Last weekend, Thursday to Monday, I flew to Austin to sightsee with Peter after his business finished in San Antonio. My first real adventure, after driving the hour from Austin to San Antonio surrounded by pickup trucks (not unlike Alberta!), was to visit four of the five missions of the San Antonio Missions National Historic Park. The sites are beautiful, even though according to the interpretive signs the Indians were darn lucky those priests showed up. Hunting and Gathering was clearly getting them nowhere. Austin itself is an entertaining town, and although it bills itself as the 'live music capital of the world,' we approached it more like the 'tasty food capital of Texas.' There was (hormone free!) barbecue at Ruby's, migas and breakfast tortillas at Las Manitas and Trudy's, interior Mexican mole and enchiladas at Curras, and deliciousness from the on-site garden at the Eastside Cafe. While not eating, we baked in the sun at the Austin park festival's "Flugtag," in which teams of weirdos threw themselved off a 30-foot high ramp into a river with homemade flying machines. My favourite was definitely the hot-dog themed one where a guy dressed up as a wiener went flailing away from the bun, tray, mustard, and ketchup alone into the water. Obviously, none of the entrants really planned to "fly."

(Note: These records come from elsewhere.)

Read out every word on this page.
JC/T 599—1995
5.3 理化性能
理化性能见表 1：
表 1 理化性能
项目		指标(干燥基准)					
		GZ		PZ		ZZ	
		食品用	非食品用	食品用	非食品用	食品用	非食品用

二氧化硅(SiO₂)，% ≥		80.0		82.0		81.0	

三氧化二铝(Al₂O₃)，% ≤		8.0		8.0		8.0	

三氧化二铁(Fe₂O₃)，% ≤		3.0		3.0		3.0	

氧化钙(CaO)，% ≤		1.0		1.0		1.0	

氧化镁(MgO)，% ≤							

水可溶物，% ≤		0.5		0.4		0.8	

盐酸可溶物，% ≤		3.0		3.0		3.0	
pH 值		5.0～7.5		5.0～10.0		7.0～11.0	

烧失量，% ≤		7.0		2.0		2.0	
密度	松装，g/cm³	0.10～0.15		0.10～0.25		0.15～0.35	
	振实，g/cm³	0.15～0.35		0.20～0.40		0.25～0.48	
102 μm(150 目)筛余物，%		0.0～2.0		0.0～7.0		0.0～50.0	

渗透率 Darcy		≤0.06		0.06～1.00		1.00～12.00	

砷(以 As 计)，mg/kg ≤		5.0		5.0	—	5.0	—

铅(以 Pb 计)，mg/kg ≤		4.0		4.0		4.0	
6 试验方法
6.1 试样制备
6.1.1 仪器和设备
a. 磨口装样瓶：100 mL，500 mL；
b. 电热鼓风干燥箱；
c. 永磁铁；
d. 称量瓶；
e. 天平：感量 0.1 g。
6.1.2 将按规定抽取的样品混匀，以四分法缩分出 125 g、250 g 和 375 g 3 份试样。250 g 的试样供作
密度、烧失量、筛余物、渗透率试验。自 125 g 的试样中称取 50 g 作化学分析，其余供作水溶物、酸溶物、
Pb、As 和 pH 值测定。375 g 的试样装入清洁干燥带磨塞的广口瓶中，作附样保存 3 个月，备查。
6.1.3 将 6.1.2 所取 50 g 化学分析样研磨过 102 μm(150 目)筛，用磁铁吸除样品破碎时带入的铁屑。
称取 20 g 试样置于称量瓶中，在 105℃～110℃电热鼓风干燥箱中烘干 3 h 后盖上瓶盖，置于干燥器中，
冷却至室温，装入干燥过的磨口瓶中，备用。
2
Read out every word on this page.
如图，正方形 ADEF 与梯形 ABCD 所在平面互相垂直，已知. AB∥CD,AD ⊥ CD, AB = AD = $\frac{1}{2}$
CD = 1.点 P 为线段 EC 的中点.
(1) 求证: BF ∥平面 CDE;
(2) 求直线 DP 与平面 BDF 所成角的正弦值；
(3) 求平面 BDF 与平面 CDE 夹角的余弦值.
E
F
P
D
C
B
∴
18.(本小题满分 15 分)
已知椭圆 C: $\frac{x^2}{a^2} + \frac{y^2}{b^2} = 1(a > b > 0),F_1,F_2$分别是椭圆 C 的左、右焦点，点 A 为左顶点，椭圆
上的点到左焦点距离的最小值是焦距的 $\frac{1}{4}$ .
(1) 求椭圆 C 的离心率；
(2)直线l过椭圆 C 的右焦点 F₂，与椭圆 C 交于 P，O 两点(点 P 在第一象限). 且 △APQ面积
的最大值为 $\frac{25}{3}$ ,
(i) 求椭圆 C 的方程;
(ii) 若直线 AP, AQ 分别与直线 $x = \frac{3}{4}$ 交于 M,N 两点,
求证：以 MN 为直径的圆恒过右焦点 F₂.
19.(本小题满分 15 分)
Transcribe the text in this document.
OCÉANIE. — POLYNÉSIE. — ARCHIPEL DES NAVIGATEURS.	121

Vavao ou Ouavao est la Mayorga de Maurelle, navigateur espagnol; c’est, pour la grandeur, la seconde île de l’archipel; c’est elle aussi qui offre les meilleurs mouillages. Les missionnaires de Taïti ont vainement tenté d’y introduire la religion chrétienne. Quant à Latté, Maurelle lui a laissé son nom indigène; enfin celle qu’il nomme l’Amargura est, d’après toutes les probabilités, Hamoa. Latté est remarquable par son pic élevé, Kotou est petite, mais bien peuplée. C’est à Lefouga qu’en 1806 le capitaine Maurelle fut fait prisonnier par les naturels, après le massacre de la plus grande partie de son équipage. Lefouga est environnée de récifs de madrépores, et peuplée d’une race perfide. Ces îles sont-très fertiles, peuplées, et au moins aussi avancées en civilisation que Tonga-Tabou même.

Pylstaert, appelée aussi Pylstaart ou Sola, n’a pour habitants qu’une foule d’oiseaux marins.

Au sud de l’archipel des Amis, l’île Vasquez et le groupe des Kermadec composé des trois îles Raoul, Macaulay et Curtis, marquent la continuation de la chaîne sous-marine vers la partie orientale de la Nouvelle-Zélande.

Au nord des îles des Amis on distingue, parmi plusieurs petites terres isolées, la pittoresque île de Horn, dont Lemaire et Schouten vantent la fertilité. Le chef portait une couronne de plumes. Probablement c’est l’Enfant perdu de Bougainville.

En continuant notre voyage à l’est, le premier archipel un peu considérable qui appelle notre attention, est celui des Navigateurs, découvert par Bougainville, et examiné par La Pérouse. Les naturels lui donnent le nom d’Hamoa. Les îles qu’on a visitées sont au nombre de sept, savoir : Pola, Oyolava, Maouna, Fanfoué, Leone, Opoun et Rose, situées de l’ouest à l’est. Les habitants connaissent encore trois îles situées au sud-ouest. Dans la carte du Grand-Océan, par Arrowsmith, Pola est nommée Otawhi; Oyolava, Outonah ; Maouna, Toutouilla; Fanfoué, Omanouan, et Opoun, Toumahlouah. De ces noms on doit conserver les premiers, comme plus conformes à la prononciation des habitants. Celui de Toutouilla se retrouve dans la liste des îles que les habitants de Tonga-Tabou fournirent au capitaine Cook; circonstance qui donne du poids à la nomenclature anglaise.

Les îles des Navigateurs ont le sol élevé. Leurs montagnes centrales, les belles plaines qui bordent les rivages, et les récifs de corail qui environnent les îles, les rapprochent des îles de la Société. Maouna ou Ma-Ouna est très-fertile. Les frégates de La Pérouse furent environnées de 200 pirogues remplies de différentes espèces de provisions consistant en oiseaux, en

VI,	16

Finally, an interesting thing about Texans is their obsession with the geographical shape of their state. I was thrilled to find this Texas-shaped waffle iron in the breakfast buffet at our San Antonio Hotel, and even more thrilled to devour a little, crispy, golden Texas.

(and, for those legions of you who apparently want to buy a Texas-shaped waffle iron, we stayed at a Residence Inn. Call them to ask where they got it.)